WASHINGTON (Reuters) -U.S. civil rights leader Jesse Jackson was released on Monday from a Chicago hospital where he had been receiving medical care for at least 12 days, according to his family.

The 84-year-old Baptist minister, social activist, and former U.S. presidential candidate “remains in stable condition” following his discharge from Northwestern Memorial Hospital, his son and family spokesperson, Yusef Jackson, said in a statement issued through the Rainbow PUSH Coalition, a Chicago-based political action organization the elder Jackson founded.

Jackson’s hospital admission was announced by Rainbow PUSH on November 12, when he was described as being “under observation” for a degenerative neurological disorder called progressive supranuclear palsy, or PSP. Jackson was diagnosed in 2013 with Parkinson’s disease, but his diagnosis was changed in April of this year to PSP, according to Monday’s statement.

No further details about Jackson’s condition or medical treatment were disclosed.
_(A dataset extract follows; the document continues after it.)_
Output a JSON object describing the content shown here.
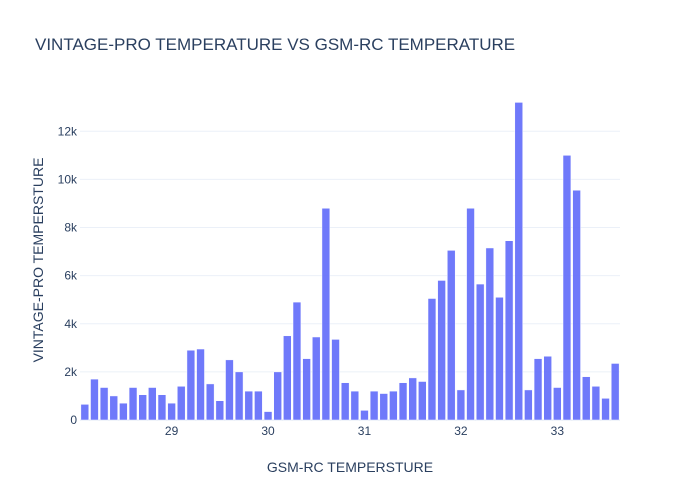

But the family expressed thanks to friends and supporters for their prayers and visits.

“We bear witness to the fact that prayer works and would also like to thank the professional, caring and amazing medical and security staff at Northwestern Hospital,” Jackson’s son said. “We humbly ask for your continued prayers through this precious time.”

Jackson has been at the forefront of the U.S. civil rights movement since the 1960s, joining the Southern Christian Leadership Conference as a young protege of the Rev. Martin Luther King Jr. and was present when King was assassinated in Memphis, Tennessee, in 1968.

Some two decades later, as an outspoken critic of the Republican President Ronald Reagan, Jackson mounted a Democratic primary bid for the White House in 1984 but finished in third place. He ran for president once more in 1988 but failed again to clinch the party’s nomination, placing second.